In a show of support, Capac teachers and staff marched their bargaining team leaders to the latest negotiations last Wednesday, Oct. 29. The teachers remain without a contract since August 20 and support staff since June 30. photo by Maria Brown.
November 05, 2008
CAPAC — The school district says times are tough while teachers and staff say they deserve a contract equal to their peers in St. Clair County.
Both parties are standing firm in contract negotiations and as a result, five meetings have been unsuccessful in reaching an agreement.
Contracts with support staff expired on June 30 and a teachers' contract expired on August 20. October 29 was the latest attempt at negotiations and the next scheduled meeting won't come until December.
"We're not looking for the moon," said Colleen Burke, president of the Capac Education Association.
"All we want is a contract that is in line with everyone else in the county and we'll continue to bargain to get that."
Superintendent Jerry Jennex said the administration and school board understand that its employees are "at the heart of its educational programs, but the board also recognizes its responsibility to balance its expenditures with its revenues."
Members of the education association, Capac Support Services Assoc-iation and the Capac Transportation Association are bargaining under the motto, 'Everyone wins when we work as a team.' The district is being heavy-handed, they say, and imposing its proposals after only three negotiations.

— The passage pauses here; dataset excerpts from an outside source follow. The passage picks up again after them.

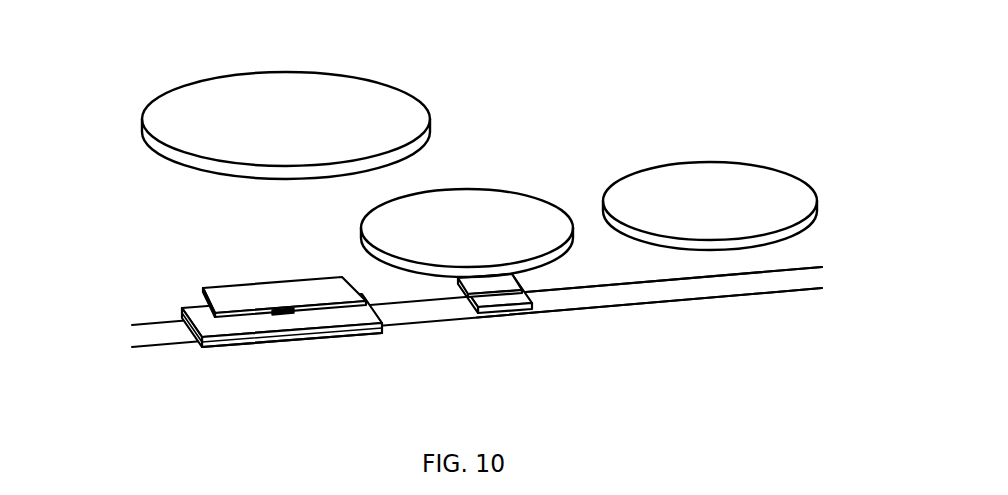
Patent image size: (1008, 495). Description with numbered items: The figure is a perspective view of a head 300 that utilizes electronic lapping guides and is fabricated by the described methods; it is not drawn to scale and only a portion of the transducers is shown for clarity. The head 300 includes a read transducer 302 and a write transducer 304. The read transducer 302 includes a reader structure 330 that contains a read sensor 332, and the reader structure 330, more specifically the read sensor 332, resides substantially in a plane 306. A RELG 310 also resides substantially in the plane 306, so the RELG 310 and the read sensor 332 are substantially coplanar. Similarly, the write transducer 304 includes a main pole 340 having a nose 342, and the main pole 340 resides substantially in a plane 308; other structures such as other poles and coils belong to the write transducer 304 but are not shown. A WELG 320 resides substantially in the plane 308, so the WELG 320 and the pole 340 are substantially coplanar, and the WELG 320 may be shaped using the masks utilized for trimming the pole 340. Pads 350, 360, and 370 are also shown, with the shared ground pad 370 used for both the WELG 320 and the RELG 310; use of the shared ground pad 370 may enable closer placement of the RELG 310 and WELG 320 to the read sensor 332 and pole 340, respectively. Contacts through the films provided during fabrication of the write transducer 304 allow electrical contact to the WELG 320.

The head 300 is at (487, 33).
The read transducer 302 is at (179, 372).
The write transducer 304 is at (99, 321).
The plane 306 is at (842, 296).
The plane 308 is at (845, 258).
The RELG 310 is at (505, 314).
The WELG 320 is at (547, 287).
The reader structure 330 is at (183, 310).
The read sensor 332 is at (301, 360).
The main pole 340 is at (237, 285).
The nose 342 is at (285, 283).
The pad 350 is at (707, 162).
The pad 360 is at (477, 188).
The shared ground pad 370 is at (147, 105).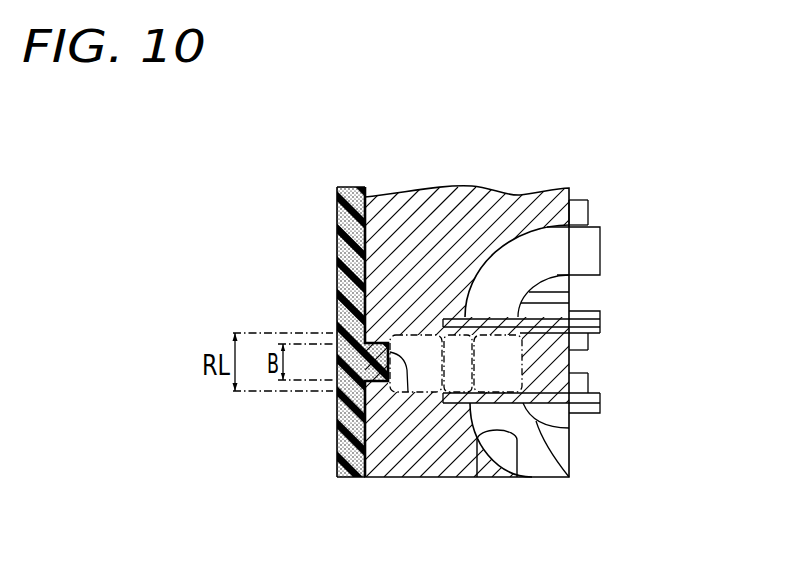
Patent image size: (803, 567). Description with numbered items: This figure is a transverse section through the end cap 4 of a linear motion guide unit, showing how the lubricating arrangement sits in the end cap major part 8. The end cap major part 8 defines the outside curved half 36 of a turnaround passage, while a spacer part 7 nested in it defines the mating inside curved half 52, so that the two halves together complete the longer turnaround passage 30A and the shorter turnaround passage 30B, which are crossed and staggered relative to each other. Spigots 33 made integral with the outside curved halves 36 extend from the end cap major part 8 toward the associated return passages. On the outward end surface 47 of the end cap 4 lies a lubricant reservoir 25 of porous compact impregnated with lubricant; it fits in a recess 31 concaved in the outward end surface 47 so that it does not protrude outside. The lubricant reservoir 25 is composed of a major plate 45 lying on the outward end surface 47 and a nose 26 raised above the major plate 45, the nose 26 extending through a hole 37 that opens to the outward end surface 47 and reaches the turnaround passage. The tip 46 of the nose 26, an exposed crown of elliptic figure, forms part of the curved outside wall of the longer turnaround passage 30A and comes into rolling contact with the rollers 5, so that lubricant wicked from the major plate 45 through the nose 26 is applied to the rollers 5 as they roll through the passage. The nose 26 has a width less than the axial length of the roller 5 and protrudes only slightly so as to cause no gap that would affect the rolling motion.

The end cap 4 is at (527, 185).
The roller 5 is at (520, 349).
The spacer part 7 is at (553, 312).
The end cap major part 8 is at (458, 240).
The lubricant reservoir 25 is at (338, 248).
The nose 26 is at (381, 392).
The longer turnaround passage 30A is at (550, 383).
The shorter turnaround passage 30B is at (590, 238).
The recess 31 is at (336, 413).
The spigot 33 is at (593, 262).
The outside curved half 36 is at (515, 460).
The hole 37 is at (378, 370).
The major plate 45 is at (337, 433).
The tip 46 is at (409, 393).
The outward end surface 47 is at (338, 217).
The inside curved half 52 is at (570, 478).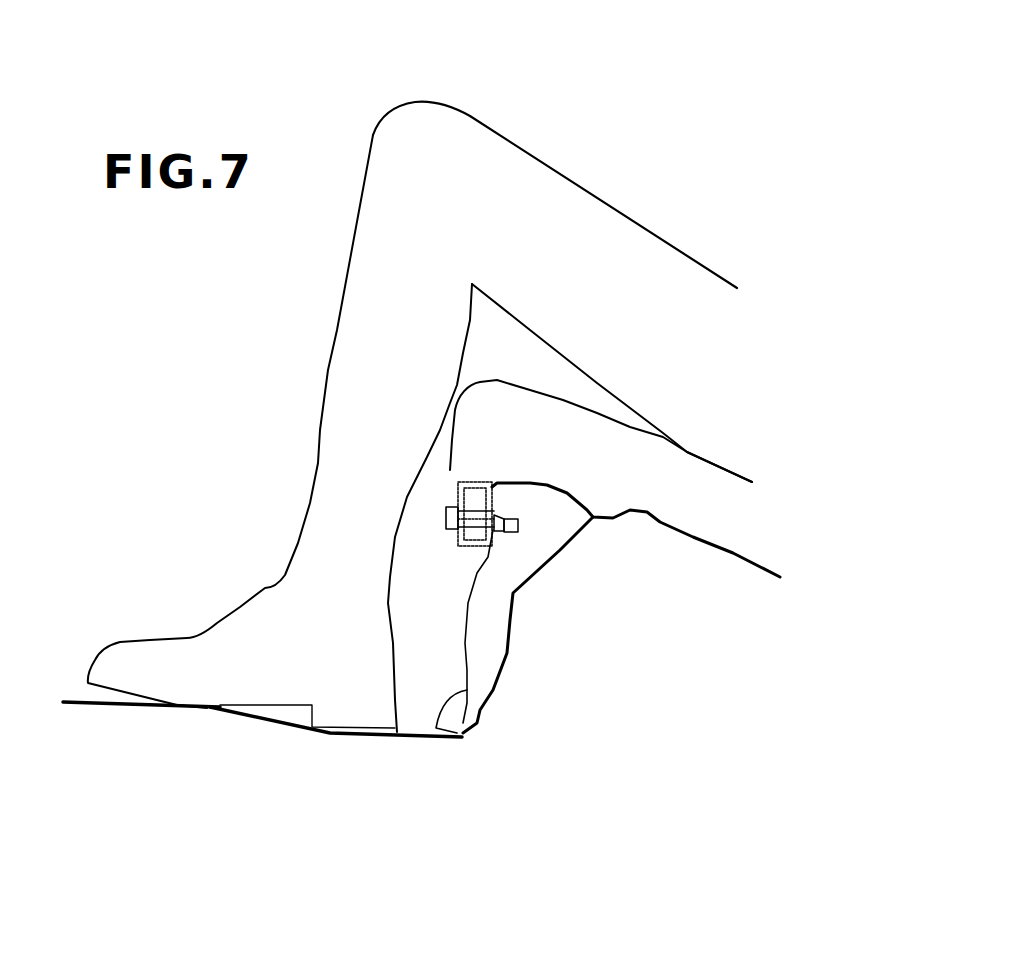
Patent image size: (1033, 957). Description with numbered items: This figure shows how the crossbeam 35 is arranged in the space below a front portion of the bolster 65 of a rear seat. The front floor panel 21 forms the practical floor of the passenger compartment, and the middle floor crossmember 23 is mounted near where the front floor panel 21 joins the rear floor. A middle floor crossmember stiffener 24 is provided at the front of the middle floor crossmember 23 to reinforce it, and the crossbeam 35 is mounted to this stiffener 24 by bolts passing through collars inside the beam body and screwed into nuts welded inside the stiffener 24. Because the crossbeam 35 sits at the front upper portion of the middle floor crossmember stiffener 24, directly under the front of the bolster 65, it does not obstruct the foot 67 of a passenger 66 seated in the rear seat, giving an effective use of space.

As a result, the associations filed an Unfair Labor Practice grievance against Capac Schools. Currently, the teachers and support staff are on the Michigan Education Association's 'Critical List.' The list consists of districts where "efforts to reach a contract stall or where bargaining has been...unproductive" and employees seek assistance from the state association.
Burke confirmed that they are utilizing the help of MEA officials. The school district has secured the help of a Michigan Association of School Board (MASB) staff person. At the center is a mediator from the state of Michigan.
Burke said the staff recognizes the district must be fiscally responsible, and notes the district's fund equity has been on the rise.
"It is also the board's job...to negotiate with its employees, not unilaterally impose your wishes," Burke said as part of a speech she gave at the October school board meeting.
"You can be both fiscally responsible and collaborative now, just as you have successfully done for many, many years in this district."
In the 21 years she's taught in the district, Burke said these negotiations are unprecedented—from the presence of outside mediators to the bright green t-shirts association members don before marching to bargaining sessions. Burke said they plan to make their presence known at upcoming school board meetings. The next one is slated for Nov. 20.
The district says they're ready to keep talking.
"The board will continue to try to work out a contract with its employee groups that provides the best possible opportunity for each of its students to be successful," Jennex said.